Grape vine

Hi guys, I have inherited a huge grape vine that needs managing. In fact it needs reducing by half. Can I cut it back now or should I wait till spring? Cheers Jo


  • I prune my grapevine during the mild days in winter,after the colorful leaves have fallen and the blackbirds have stripped off all the grapes.I tie in the growth I want to keep along my pergola and cut back the side and unwanted leaders to a couple of next year's bud notches.I don't think spring pruning a very good idea as the sap may start running..

  • I prune mine in October and no later,I did later one year and it really was poor the following year.I grow mine over an arch and cut all the shoots off leaveing a stem going over the arch.It was poor this year but that may be the weather ,it is over 34 years old and I tried to make wine with it but I am not very good at that! I have taken two cuttngs to grow over the fence to see what will happen.
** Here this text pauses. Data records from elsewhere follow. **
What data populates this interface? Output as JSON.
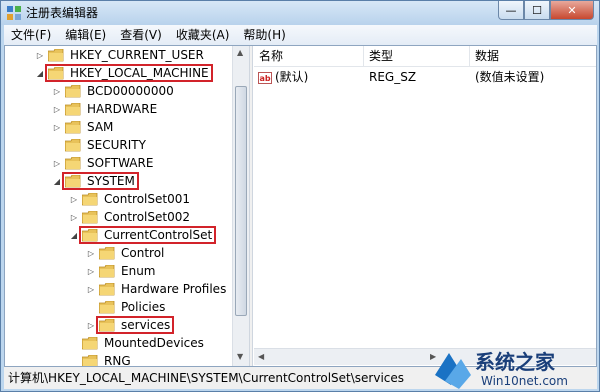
{
  "window": {
    "title": "注册表编辑器",
    "min": "—",
    "max": "☐",
    "close": "✕"
  },
  "menu": [
    "文件(F)",
    "编辑(E)",
    "查看(V)",
    "收藏夹(A)",
    "帮助(H)"
  ],
  "tree": [
    {
      "label": "HKEY_CURRENT_USER",
      "level": 0,
      "exp": "▷",
      "hl": false
    },
    {
      "label": "HKEY_LOCAL_MACHINE",
      "level": 0,
      "exp": "◢",
      "hl": true
    },
    {
      "label": "BCD00000000",
      "level": 1,
      "exp": "▷",
      "hl": false
    },
    {
      "label": "HARDWARE",
      "level": 1,
      "exp": "▷",
      "hl": false
    },
    {
      "label": "SAM",
      "level": 1,
      "exp": "▷",
      "hl": false
    },
    {
      "label": "SECURITY",
      "level": 1,
      "exp": "",
      "hl": false
    },
    {
      "label": "SOFTWARE",
      "level": 1,
      "exp": "▷",
      "hl": false
    },
    {
      "label": "SYSTEM",
      "level": 1,
      "exp": "◢",
      "hl": true
    },
    {
      "label": "ControlSet001",
      "level": 2,
      "exp": "▷",
      "hl": false
    },
    {
      "label": "ControlSet002",
      "level": 2,
      "exp": "▷",
      "hl": false
    },
    {
      "label": "CurrentControlSet",
      "level": 2,
      "exp": "◢",
      "hl": true
    },
    {
      "label": "Control",
      "level": 3,
      "exp": "▷",
      "hl": false
    },
    {
      "label": "Enum",
      "level": 3,
      "exp": "▷",
      "hl": false
    },
    {
      "label": "Hardware Profiles",
      "level": 3,
      "exp": "▷",
      "hl": false
    },
    {
      "label": "Policies",
      "level": 3,
      "exp": "",
      "hl": false
    },
    {
      "label": "services",
      "level": 3,
      "exp": "▷",
      "hl": true
    },
    {
      "label": "MountedDevices",
      "level": 2,
      "exp": "",
      "hl": false
    },
    {
      "label": "RNG",
      "level": 2,
      "exp": "",
      "hl": false
    }
  ],
  "columns": {
    "name": "名称",
    "type": "类型",
    "data": "数据"
  },
  "values": [
    {
      "name": "(默认)",
      "type": "REG_SZ",
      "data": "(数值未设置)",
      "icon": "ab"
    }
  ],
  "status": "计算机\\HKEY_LOCAL_MACHINE\\SYSTEM\\CurrentControlSet\\services",
  "watermark": {
    "cn": "系统之家",
    "en": "Win10net.com"
  },
  "colors": {
    "highlight": "#d2232a",
    "folder": "#e8c25a"
  }
}
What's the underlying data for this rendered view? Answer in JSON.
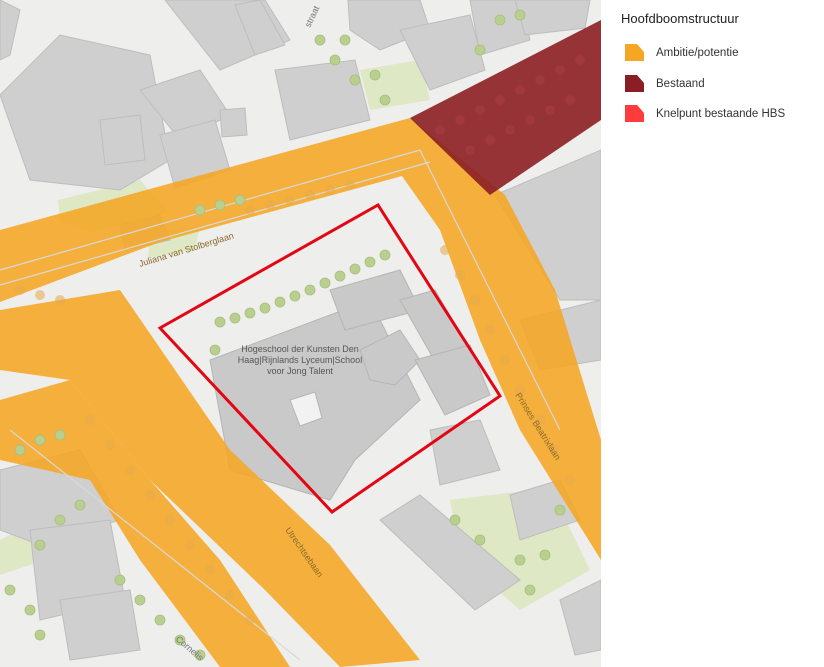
{
  "legend": {
    "title": "Hoofdboomstructuur",
    "items": [
      {
        "label": "Ambitie/potentie",
        "color": "#f5a623",
        "icon": "polygon-swatch"
      },
      {
        "label": "Bestaand",
        "color": "#8b1e24",
        "icon": "polygon-swatch"
      },
      {
        "label": "Knelpunt bestaande HBS",
        "color": "#ff3b3b",
        "icon": "polygon-swatch"
      }
    ]
  },
  "map": {
    "school_label_lines": [
      "Hogeschool der Kunsten Den",
      "Haag|Rijnlands Lyceum|School",
      "voor Jong Talent"
    ],
    "streets": {
      "juliana": "Juliana van Stolberglaan",
      "prinses": "Prinses Beatrixlaan",
      "utrecht": "Utrechtsebaan",
      "cornelis": "Cornelis",
      "top": "straat"
    },
    "colors": {
      "background": "#eeeeec",
      "building": "#cfcfcf",
      "green": "#dfe8c4",
      "tree": "#b9cf8f",
      "ambition": "#f5a623",
      "existing": "#8b1e24",
      "outline": "#e30613"
    }
  }
}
  • Thanks guys. I shall give it a go next week. Almost all of the grapes have been eaten now and most of the leaves have fallen.
  • Susy BSusy B Posts: 29

    Jo, I was told by a person experienced in looking after vines they should always be pruned before Christmas before the sap starts to rise. I have done mine this way ever since and they have always grown well. The leaves have not fallen yet but the blackbirds have had most of the grapes, it is in a sheltered east facing position.  image

  • steephillsteephill Posts: 528

    Next week is a bit early. Leave it until it is fully dormant, late Nov to early December.

  • I have 3 vines that are now 2 years old, so far I have had no fruit on any of them. They tend to die right down so that they look almost dead, and then start to grow again around April May time? I get a lot of leaves etc and yet not a sign of a grape anywhere. I have strawberries, blackberries and raspberries in the same plot and these fruit really well. Any ideas on what the problem could be?

  • BobTheGardenerBobTheGardener LeicsPosts: 6,563

    Hi Barbara, It takes a couple of years or more for a vine to become established.  The terrible weather last year also wouldn't have helped - my 40+ year old vine only produced about 10% of what it normally does.  Just make sure you prune them properly by cutting back all side shoots to 2 buds from the main stem (do that in December), keep your fingers crossed that we have reasonably normal weather next year, and I'm sure they''ll start fruiting.  You need patience with grape vines;  They take a few years to get going but after that all you need to do is prune them back each winter.  Pests and diseases are rare. 

    A trowel in the hand is worth a thousand lost under a bush.
  • Bob is right Babara, I have four vines and they are of different ages. They do take a couple of years to settle down and need a sunny position to perform well. I find that the one in the GH never fails to do well but it had mould this year due to the damp weather. They are easy to strike and pest and disease resistant. I have one in a large pot(about 2 years old) and hope to emulate the commercial way of heavy pruning to see how it performs!

  • Thanks for the advice,I don't tend to cut them down, I just wait for them to die back on their own and they just come back around May time, I have them in with my other fruits (strawberries, blackberries, raspberries) all of which are doing very well. I will prune them back this year and see how they are next year. Good job I have plenty of patience. Should I 'feed' them?image

  • BobTheGardenerBobTheGardener LeicsPosts: 6,563

    Here's the RHS advice on grape vines - lots of great info there including different pruning methods:

    Once they start producing and you see the flowers (which simply look like small bunches of grapes), count two or three leaves beyond the bunch and nip the shoot out.  As the weeks go by, the vine will produce more shoots from the joints of the remaining leaves - remove those shoots too as you want the energy to go into developing the fruit rather than making more leaves which it doesn't really need.  Also remove any tendrils which grow, unless they are needed for support.  Left to their own devices, vines will grow absolutely huge and fruit very little.  Any general purpose feed will be of benefit with a high potash liquid feed (like tomato feed) probably being best.

    A trowel in the hand is worth a thousand lost under a bush.